Stéphane fit un pas en avant. Ses chaussures s’enfoncèrent légèrement dans la mousse épaisse qui tapissait le sol. Son souffle se suspendit lorsqu’il posa les doigts sur l’une des pierres. Le contact était glacial, mais une étrange chaleur palpitait sous la surface rugueuse. Lentement, il glissa sa main le long des gravures qui s’entremêlaient en motifs complexes. Les symboles, d’un style archaïque, dansaient devant ses yeux, incompréhensibles et pourtant étrangement familiers.
Un frisson le parcourut. Il ne savait pas pourquoi, mais il avait la certitude que ces inscriptions renfermaient quelque chose d’essentiel, un message oublié, attendant d’être déchiffré.

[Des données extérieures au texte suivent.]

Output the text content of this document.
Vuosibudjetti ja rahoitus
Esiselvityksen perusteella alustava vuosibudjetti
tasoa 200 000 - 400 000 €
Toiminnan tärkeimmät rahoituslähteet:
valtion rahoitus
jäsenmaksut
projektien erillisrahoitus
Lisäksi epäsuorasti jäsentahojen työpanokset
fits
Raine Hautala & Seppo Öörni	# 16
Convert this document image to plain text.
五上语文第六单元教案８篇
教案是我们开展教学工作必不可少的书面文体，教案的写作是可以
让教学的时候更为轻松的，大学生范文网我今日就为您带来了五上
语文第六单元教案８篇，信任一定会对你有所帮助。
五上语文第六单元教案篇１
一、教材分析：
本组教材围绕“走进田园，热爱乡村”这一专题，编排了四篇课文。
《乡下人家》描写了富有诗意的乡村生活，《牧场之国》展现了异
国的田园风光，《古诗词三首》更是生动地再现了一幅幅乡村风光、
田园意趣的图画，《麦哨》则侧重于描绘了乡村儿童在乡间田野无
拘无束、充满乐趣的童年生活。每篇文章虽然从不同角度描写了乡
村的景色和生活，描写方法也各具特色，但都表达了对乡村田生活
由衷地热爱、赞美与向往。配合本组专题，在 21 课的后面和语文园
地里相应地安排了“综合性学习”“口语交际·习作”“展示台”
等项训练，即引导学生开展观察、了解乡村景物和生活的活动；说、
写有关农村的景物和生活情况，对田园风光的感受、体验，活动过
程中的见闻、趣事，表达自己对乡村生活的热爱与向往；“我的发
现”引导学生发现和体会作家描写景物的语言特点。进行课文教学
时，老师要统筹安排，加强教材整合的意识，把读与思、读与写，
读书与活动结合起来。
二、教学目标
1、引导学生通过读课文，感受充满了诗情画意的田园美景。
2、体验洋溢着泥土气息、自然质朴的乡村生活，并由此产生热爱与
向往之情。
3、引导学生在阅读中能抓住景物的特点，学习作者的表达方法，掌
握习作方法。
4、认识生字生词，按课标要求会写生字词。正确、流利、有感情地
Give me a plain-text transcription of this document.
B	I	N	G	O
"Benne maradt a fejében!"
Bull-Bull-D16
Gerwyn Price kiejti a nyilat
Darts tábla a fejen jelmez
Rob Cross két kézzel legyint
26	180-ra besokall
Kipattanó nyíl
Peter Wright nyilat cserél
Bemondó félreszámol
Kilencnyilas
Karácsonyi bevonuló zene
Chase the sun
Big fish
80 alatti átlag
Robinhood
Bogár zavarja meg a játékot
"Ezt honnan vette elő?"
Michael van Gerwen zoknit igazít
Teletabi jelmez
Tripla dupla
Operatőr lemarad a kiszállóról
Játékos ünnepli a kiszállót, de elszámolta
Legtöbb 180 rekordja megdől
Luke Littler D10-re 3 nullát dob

Chaque symbole pulsait sous ses doigts. Ils vibraient d’une énergie à peine perceptible. Ils attendaient qu’il en saisisse le sens, que chaque trait gravé dans la pierre trouve un écho dans son esprit. Mais les mots lui échappaient encore. Ils glissaient hors de sa compréhension comme un souvenir lointain qu’il n’arrivait pas à saisir.
- Ces pierres... murmura-t-il, perplexe.
Il leva les yeux vers sa femme. Dans son regard brillait une sagesse insondable
"Écoute tes sens, Stéphane... Lâche prise..."
Un frémissement parcourut les pierres sous ses paumes, une vibration à peine audible, mais constante. Une force invisible monta lentement en lui. L’air tout autour s’alourdit, chargé d’un poids étrange, empli de secrets et de promesses.
- Il est temps, souffla Corinne. Ouvre la porte...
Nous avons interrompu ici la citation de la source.